New technology gives prostate cancer patients cutting-edge surgical options
Posted on 23 October 2018
Dr Gawie Bruwer, a urologist at Mediclinic Durbanville, explains why robotic surgery is the best and most effective way to treat prostate cancer.
Prostate cancer is the most common cancer for South African men, with one in seven local men at risk of developing the disease in their lifetime. Prostate cancer patients stand to benefit from the minimally invasive approach of robotic surgery.
Traditional prostate cancer treatments include open surgery, laparoscopic surgery, radiotherapy and hormone therapy. Many of these patients are treated with a combination. Dr Gawie Bruwer says the relatively recent introduction of robotic surgical systems is changing the way doctors plan their treatment programmes.
Brachytherapy is a form of radiation therapy where a surgeon will implant radioactive seeds directly into the cancerous prostate. This is also known as internal radiation and is used as a way to deliver high doses of radiation to very specific parts of the organ.
At a recent South African Urology Association Congress, doctors were asked if they felt brachytherapy is overused in SA, and 66% of them agreed, says Dr Bruwer.

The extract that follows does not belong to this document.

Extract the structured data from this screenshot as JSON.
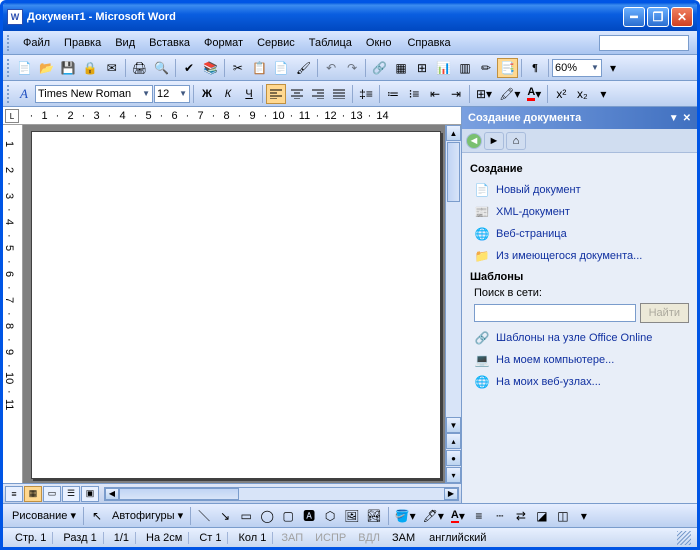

“We find that in many cases, after we have removed the cancerous prostate, the grade of cancer is higher than we expected, based on the initial biopsies,” he says. “That’s because the biopsy only gives you a sampling of the extent of the disease.”
Without a clear picture of the histology of the prostate and the aggression of the cancer, the risk is that doctors who prescribe a course of brachytherapy may undertreat the tumour. “You will never know the histology unless you remove the organ,” says Dr Bruwer. “Once you remove the prostate, you know exactly how aggressive the cancer is, and you can act on that information quickly.”
A prostatectomy by open surgery has its own downsides, however. Apart from extensive recovery time, it can lead to urinary incompetence and erectile dysfunction.
This may explain why doctors in other areas of the world are turning to the minimally invasive option of robotic surgery, and the da Vinci Robotic Surgical System in particular. In South Africa, however, about 80% of prostate cancer patients will be prescribed brachytherapy, says Dr Bruwer. In most other developed countries, that rate is down to below 5% of cases.
Why the discrepancy? There is an issue of access, he says. “There are only five da Vinci Robotic Surgical Systems in the country right now. This is an expensive piece of equipment, and not everyone is able to be trained in using it.”
Mediclinic Durbanville is one of a handful of local hospitals to host this cutting-edge surgical system, which can help patients with prostate, testicular and colorectal cancer, among other conditions.
The Cancer Treatment Centers of America reports that the Da Vinci Robotic Surgical System offers a minimally invasive alternative to open and keyhole surgery. Its documented benefits for patients include:
- Less pain
- Lower risk of infection or complications
- Less blood loss
- A shorter hospital stay
- Less scarring due to smaller incisions
- Quicker return to normal activities
As far as a patient’s quality of life is concerned, the benefit of a shorter recovery time after the procedure can’t be overestimated, says Dr Bruwer.
“Over 90% of my robotic surgery patients go home the very next day. They have a catheter inserted for seven days, whereas open surgery patients wear a catheter for three weeks. And most of my patients now go back to work within days after surgery – before, they would be off for four weeks.”